Can't say I've ever came across one with storage solution though. If I remember right the one I have was meant to be stored with the calibration fluid and only came with a bottle of seven calibration. The storage solution would dry out very quick in the cap so needed topped up once a week from what I recall.

Looks like I'm investing in a ph pen again but at least I've saved on the 4dkh water 
Edit* Are the calibration fluids re-usable or one time things?


----------



## dw1305 (5 Feb 2013)

Hi all,


AverageWhiteBloke said:


> Can't say I've ever came across one with storage solution though. If I remember right the one I have was meant to be stored with the calibration fluid and only came with a bottle of seven calibration. The storage solution would dry out very quick in the cap so needed topped up once a week from what I recall.
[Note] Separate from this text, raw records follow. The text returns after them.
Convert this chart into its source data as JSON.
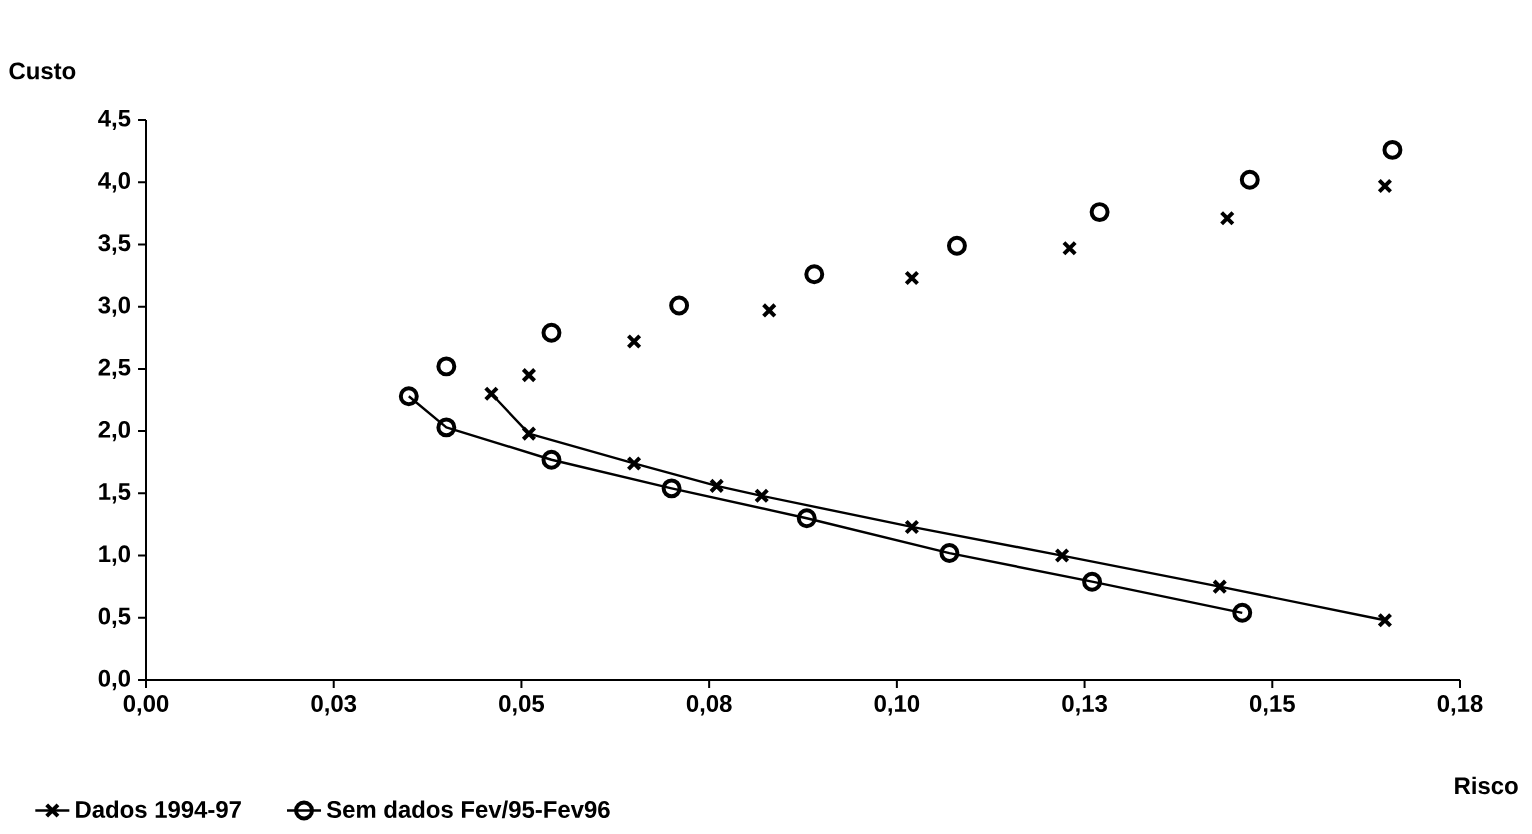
{
  "chart_data": {
    "type": "line",
    "xlabel": "Risco",
    "ylabel": "Custo",
    "xlim": [
      0,
      0.175
    ],
    "ylim": [
      0,
      4.5
    ],
    "xticks": [
      {
        "value": 0,
        "label": "0,00"
      },
      {
        "value": 0.025,
        "label": "0,03"
      },
      {
        "value": 0.05,
        "label": "0,05"
      },
      {
        "value": 0.075,
        "label": "0,08"
      },
      {
        "value": 0.1,
        "label": "0,10"
      },
      {
        "value": 0.125,
        "label": "0,13"
      },
      {
        "value": 0.15,
        "label": "0,15"
      },
      {
        "value": 0.175,
        "label": "0,18"
      }
    ],
    "yticks": [
      {
        "value": 0,
        "label": "0,0"
      },
      {
        "value": 0.5,
        "label": "0,5"
      },
      {
        "value": 1,
        "label": "1,0"
      },
      {
        "value": 1.5,
        "label": "1,5"
      },
      {
        "value": 2,
        "label": "2,0"
      },
      {
        "value": 2.5,
        "label": "2,5"
      },
      {
        "value": 3,
        "label": "3,0"
      },
      {
        "value": 3.5,
        "label": "3,5"
      },
      {
        "value": 4,
        "label": "4,0"
      },
      {
        "value": 4.5,
        "label": "4,5"
      }
    ],
    "grid": false,
    "legend": "bottom left",
    "series": [
      {
        "name": "Dados 1994-97",
        "marker": "cross",
        "color": "#000000",
        "x": [
          0.046,
          0.051,
          0.065,
          0.076,
          0.082,
          0.102,
          0.122,
          0.143,
          0.165
        ],
        "values": [
          2.3,
          1.98,
          1.74,
          1.56,
          1.48,
          1.23,
          1.0,
          0.75,
          0.48
        ]
      },
      {
        "name": "Sem dados Fev/95-Fev96",
        "marker": "circle",
        "color": "#000000",
        "x": [
          0.035,
          0.04,
          0.054,
          0.07,
          0.088,
          0.107,
          0.126,
          0.146
        ],
        "values": [
          2.28,
          2.03,
          1.77,
          1.54,
          1.3,
          1.02,
          0.79,
          0.54
        ]
      },
      {
        "type": "scatter",
        "marker": "cross",
        "color": "#000000",
        "x": [
          0.051,
          0.065,
          0.083,
          0.102,
          0.123,
          0.144,
          0.165
        ],
        "values": [
          2.45,
          2.72,
          2.97,
          3.23,
          3.47,
          3.71,
          3.97
        ]
      },
      {
        "type": "scatter",
        "marker": "circle",
        "color": "#000000",
        "x": [
          0.04,
          0.054,
          0.071,
          0.089,
          0.108,
          0.127,
          0.147,
          0.166
        ],
        "values": [
          2.52,
          2.79,
          3.01,
          3.26,
          3.49,
          3.76,
          4.02,
          4.26
        ]
      }
    ]
  }
}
Depends upon the electrode, but it is usually just potassium chloride (KCl), have a look here: <http://www.coleparmer.com/TechLibraryArticle/550>. You can store the pH electrode in the KCl solution, or fill the  cap. 


AverageWhiteBloke said:


> Edit* Are the calibration fluids re-usable or one time things?


 You can re-use them a couple of times, they just need to cover the electrode, so you can pour a small amount of fluid into a small beaker.

The buffers are quite cheap to buy: <Buffer Solution | ph4, ph7, ph10 and ORP Buffer Solutions - UK>.

cheers Darrel


----------